Les époux [T] ont relevé appel de cette décision le 1er juillet 2019.
Par ordonnance du 15 mai 2020 confirmée, sur déféré, par arrêt du 20 novembre 2020, le conseiller de la mise en état a déclaré l'appel formé par M. [T] irrecevable comme tardif.
Les époux [T] avaient préalablement conclu le 30 septembre 2019, pour demander à la cour de :
réformer le jugement attaqué,
in limine litis, dire que les assignations délivrées à la requête de la Caisse d'épargne aux époux [T] sont nulles,
dire que les engagements de caution étaient manifestement disproportionnés et que la banque ne peut s'en prévaloir,
débouter en conséquence la Caisse d'épargne de toutes ses demandes,
condamner la Caisse d'épargne au paiement d'une indemnité de 3 000 euros sur le fondement de l'article 700 du code de procédure civile, ainsi qu'aux entiers dépens.
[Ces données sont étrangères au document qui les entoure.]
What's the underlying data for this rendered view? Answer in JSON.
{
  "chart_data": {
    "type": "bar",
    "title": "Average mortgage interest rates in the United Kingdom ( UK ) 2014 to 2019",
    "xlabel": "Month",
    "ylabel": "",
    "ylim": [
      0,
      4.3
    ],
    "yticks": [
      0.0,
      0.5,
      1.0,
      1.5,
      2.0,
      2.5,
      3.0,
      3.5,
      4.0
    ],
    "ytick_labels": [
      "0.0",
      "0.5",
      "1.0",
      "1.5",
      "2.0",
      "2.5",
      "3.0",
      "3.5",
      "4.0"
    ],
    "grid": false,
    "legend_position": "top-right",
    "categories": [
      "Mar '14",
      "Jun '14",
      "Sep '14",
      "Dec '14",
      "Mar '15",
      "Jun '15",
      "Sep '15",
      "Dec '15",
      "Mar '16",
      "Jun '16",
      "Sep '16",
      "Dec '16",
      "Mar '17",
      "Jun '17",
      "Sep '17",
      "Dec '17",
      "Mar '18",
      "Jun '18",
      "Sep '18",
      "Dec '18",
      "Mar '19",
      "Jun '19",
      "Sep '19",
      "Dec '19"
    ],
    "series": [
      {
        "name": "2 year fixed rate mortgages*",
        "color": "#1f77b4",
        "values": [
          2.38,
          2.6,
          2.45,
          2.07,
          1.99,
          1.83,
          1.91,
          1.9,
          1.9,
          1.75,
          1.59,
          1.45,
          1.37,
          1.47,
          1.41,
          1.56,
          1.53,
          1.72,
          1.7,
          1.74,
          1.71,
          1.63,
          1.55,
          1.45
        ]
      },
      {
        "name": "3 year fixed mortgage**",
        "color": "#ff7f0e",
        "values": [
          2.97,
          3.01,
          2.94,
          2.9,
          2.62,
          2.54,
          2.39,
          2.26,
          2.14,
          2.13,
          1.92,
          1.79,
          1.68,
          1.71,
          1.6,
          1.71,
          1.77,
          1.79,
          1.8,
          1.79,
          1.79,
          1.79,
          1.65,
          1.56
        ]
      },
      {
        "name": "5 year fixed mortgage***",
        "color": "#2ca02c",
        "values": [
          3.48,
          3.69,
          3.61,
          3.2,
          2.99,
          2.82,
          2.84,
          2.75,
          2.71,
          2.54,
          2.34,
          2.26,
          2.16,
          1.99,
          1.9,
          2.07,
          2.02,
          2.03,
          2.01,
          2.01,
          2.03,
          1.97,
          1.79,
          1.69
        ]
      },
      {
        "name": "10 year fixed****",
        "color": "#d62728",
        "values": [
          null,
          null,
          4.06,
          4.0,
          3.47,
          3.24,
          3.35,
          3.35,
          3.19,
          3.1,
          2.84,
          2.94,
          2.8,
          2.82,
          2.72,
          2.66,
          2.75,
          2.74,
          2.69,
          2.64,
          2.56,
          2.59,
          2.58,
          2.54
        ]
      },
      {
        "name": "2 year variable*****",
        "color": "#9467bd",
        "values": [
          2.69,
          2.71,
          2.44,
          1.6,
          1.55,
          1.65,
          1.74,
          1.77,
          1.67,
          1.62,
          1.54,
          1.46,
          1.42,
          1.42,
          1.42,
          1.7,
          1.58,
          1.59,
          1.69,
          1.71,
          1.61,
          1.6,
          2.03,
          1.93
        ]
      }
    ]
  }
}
Par conclusions du 6 avril 2022, la Caisse d'épargne demande quant à elle à la cour
de :
rappeler que l'appel de M. [T] a été déclaré irrecevable,
confirmer le jugement attaqué dans ses dispositions concernant Mme [T],
y ajoutant, condamner Mme [T] au paiement d'une indemnité de 3 000 euros sur le fondement de l'article 700 du code de procédure civile.
Pour un plus ample exposé des faits, de la procédure ainsi que des prétentions et moyens des parties, la cour se réfère aux énonciations de la décision attaquée ainsi qu'aux dernières conclusions déposées pour Mme [T] le 30 septembre 2019 et pour la Caisse d'épargne le 6 avril 2022, l'ordonnance de clôture ayant été rendue le 14 avril 2022.
EXPOSÉ DES MOTIFS :
Par ordonnance du 15 mai 2020 confirmée sur déféré par arrêt du 20 novembre 2020, le conseiller de la mise en état a déclaré l'appel formé par M. [T] irrecevable comme tardif.
Cette décision a, conformément à l'article 914 du code de procédure civile, autorité de chose jugée au principal, de sorte que la procédure d'appel ne se poursuit que dans les rapports entre la Caisse d'épargne et Mme [T].
À cet égard, Mme [T] prétend d'abord que l'assignation introductive d'instance serait nulle, au motif qu'elle ne viserait aucun fondement juridique et ne comporterait pas certaines mentions obligatoires relatives aux règles de la postulation territoriale des avocats.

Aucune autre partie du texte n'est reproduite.